Rheumatic Disease: Protease-Activated Receptor-2 in Synovial Joint Pathobiology

imageKendal McCulloch1†, imageSarah McGrath2†, imageCarmen Huesa1, imageLynette Dunning1, imageGary Litherland1, imageAnne Crilly1, imageLeif Hultin3, imageWilliam R. Ferrell2, imageJohn C. Lockhart1* and imageCarl S. Goodyear2*
  • 1Institute of Biomedical & Environmental Health Research, University of the West of Scotland, Paisley, United Kingdom
  • 2Institute of Immunity, Infection & Inflammation, University of Glasgow, Glasgow, United Kingdom
  • 3Respiratory, Inflammation and Autoimmunity, Innovative Medicines and Early Development, AstraZeneca, Mölndal, Sweden

Protease-activated receptor-2 (PAR2) is one member of a small family of transmembrane, G-protein-coupled receptors. These receptors are activated via cleavage of their N terminus by serine proteases (e.g., tryptase), unveiling an N terminus tethered ligand which binds to the second extracellular loop of the receptor.

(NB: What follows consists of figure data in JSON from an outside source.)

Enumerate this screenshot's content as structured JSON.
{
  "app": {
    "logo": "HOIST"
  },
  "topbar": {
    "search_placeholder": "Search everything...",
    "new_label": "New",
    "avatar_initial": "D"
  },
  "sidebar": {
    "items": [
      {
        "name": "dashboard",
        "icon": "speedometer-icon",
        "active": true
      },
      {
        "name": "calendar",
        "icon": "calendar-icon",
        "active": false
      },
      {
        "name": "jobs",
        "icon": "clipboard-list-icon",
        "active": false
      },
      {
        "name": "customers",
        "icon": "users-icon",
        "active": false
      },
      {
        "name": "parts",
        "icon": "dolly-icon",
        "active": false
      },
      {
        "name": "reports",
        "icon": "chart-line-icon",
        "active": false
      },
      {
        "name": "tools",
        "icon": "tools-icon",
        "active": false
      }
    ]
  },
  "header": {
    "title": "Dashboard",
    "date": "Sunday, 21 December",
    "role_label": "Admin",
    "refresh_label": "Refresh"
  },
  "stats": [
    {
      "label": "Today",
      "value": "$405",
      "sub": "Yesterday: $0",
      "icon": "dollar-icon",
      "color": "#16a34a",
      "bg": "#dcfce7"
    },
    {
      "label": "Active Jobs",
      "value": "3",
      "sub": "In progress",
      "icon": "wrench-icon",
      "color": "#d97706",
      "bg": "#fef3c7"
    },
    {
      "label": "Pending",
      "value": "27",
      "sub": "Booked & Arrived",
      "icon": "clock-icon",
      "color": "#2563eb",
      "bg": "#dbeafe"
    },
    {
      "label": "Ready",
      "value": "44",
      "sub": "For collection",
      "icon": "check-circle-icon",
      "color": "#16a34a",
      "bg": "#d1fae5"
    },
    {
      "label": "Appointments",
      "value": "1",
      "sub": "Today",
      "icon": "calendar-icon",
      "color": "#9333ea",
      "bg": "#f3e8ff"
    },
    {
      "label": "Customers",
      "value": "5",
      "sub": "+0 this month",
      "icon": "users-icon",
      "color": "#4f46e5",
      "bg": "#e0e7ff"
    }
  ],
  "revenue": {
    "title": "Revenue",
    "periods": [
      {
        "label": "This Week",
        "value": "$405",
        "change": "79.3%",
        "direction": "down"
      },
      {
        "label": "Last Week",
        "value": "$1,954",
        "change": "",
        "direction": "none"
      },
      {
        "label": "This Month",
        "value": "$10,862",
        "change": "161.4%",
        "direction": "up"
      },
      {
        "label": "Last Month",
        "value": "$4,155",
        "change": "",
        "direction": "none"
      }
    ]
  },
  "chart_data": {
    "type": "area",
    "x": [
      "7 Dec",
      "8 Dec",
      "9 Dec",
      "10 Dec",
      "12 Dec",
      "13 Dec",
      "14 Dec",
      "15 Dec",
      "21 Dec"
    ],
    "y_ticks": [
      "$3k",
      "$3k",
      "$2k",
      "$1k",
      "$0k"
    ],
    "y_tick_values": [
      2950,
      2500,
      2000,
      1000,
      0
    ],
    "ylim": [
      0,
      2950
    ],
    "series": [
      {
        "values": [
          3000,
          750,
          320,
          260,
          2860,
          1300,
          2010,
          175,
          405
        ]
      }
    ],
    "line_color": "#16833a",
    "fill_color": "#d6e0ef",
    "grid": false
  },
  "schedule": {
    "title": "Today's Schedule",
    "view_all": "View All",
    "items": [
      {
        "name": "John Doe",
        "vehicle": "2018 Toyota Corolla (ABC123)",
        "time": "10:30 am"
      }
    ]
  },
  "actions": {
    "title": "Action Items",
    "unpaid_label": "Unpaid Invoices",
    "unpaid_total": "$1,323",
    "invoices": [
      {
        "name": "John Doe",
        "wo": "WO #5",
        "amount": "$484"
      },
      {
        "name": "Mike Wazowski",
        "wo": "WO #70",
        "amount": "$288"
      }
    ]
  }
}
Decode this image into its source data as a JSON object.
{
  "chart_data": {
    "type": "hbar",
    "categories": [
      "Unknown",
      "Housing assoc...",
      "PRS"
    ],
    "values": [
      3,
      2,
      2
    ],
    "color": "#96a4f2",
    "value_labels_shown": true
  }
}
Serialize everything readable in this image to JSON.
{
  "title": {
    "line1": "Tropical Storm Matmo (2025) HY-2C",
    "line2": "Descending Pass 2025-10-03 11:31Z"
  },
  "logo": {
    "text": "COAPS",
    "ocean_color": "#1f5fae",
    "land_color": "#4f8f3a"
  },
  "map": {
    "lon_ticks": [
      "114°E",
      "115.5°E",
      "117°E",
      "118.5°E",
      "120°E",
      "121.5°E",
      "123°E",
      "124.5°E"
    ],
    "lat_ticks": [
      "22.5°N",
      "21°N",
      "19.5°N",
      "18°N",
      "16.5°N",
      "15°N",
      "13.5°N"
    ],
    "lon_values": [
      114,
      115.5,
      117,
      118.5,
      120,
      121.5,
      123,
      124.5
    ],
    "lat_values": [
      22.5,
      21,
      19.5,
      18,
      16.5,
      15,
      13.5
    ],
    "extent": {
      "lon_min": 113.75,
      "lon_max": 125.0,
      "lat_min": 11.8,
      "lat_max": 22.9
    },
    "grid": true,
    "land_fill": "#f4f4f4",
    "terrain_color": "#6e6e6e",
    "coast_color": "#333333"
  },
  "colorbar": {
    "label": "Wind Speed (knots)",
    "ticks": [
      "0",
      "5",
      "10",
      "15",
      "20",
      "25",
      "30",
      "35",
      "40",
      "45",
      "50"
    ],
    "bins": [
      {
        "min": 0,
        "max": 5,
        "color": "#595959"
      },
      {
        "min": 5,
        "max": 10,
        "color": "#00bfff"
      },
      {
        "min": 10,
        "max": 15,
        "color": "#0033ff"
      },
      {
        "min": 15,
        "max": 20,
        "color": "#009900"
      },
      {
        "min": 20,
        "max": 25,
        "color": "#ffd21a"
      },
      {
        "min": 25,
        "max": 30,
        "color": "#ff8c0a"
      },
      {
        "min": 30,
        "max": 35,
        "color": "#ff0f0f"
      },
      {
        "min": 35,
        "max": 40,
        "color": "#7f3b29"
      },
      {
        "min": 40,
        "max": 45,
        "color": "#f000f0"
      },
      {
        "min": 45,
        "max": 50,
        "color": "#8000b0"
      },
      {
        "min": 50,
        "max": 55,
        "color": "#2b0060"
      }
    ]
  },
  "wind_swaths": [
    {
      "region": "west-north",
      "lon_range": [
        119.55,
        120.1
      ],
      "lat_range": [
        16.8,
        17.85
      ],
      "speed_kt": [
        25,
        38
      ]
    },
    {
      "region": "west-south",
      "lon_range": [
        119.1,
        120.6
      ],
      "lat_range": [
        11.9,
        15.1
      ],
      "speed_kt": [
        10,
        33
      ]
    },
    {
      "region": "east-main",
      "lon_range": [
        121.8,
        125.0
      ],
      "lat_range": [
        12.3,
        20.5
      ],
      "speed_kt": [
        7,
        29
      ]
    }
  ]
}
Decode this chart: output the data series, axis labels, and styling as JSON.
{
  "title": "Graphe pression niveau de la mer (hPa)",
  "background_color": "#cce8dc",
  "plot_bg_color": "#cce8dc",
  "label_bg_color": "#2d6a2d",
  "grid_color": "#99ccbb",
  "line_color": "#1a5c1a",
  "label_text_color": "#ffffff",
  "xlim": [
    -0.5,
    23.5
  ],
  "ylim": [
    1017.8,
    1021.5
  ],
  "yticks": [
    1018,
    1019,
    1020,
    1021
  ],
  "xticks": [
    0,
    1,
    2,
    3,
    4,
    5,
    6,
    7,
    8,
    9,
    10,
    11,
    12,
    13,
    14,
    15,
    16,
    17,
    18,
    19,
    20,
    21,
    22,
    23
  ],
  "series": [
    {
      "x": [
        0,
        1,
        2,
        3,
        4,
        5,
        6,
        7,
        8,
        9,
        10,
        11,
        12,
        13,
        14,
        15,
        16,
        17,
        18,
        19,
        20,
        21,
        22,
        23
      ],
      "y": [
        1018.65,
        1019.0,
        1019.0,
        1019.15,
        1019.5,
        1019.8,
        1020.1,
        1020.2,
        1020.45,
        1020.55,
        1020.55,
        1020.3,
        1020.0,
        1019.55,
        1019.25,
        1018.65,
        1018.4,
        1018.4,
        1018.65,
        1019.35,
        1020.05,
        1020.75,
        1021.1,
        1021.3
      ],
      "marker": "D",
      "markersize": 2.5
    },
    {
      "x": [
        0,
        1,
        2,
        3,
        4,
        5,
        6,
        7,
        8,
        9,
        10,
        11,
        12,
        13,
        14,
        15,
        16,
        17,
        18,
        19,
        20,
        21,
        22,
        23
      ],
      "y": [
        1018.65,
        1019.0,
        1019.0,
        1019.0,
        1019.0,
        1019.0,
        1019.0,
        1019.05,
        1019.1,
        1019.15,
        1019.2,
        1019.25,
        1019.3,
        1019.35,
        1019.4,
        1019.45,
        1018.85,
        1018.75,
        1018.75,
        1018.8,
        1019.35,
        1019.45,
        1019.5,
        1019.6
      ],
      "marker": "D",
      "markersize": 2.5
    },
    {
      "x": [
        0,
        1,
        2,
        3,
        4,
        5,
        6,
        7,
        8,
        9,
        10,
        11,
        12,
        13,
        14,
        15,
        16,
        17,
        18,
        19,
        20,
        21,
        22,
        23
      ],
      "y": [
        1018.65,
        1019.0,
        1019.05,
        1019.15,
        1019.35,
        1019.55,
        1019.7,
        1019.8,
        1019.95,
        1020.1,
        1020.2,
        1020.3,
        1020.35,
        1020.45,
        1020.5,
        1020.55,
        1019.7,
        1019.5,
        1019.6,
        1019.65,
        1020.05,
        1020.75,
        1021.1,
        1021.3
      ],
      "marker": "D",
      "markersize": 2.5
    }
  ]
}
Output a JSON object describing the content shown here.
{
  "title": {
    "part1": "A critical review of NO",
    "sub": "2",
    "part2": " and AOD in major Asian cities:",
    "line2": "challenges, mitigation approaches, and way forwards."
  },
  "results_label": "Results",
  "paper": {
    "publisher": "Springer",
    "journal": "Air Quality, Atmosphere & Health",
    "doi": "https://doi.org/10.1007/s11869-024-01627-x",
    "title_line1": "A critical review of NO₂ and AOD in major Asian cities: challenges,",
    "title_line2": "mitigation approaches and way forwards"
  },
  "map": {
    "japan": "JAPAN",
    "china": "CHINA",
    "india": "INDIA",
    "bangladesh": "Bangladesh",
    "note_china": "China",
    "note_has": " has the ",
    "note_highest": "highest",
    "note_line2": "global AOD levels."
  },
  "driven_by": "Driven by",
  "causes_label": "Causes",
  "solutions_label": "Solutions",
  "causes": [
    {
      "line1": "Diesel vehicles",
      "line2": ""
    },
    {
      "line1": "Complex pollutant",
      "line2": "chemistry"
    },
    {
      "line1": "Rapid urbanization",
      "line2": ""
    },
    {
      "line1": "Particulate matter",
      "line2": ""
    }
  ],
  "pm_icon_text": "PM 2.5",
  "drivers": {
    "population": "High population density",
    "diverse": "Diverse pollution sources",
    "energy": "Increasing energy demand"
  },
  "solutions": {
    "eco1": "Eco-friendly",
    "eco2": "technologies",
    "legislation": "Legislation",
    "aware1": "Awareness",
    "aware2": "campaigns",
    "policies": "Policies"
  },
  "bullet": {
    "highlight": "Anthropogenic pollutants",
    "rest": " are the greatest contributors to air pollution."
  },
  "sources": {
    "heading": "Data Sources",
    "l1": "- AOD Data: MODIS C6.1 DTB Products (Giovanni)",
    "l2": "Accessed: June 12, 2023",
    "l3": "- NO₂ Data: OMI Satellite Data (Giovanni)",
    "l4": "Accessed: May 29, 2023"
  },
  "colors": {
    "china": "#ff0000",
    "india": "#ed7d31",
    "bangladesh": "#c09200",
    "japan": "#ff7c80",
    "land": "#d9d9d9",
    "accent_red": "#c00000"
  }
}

Increasing evidence has emerged identifying key pathophysiological roles for PAR2 in both rheumatoid arthritis (RA) and osteoarthritis (OA). Importantly, this includes both pro-inflammatory and destructive roles. For example, in murine models of RA, the associated synovitis, cartilage degradation, and subsequent bone erosion are all significantly reduced in the absence of PAR2. Similarly, in experimental models of OA, PAR2 disruption confers protection against cartilage degradation, subchondral bone osteosclerosis, and osteophyte formation. This review focuses on the role of PAR2 in rheumatic disease and its potential as an important therapeutic target for treating pain and joint degradation.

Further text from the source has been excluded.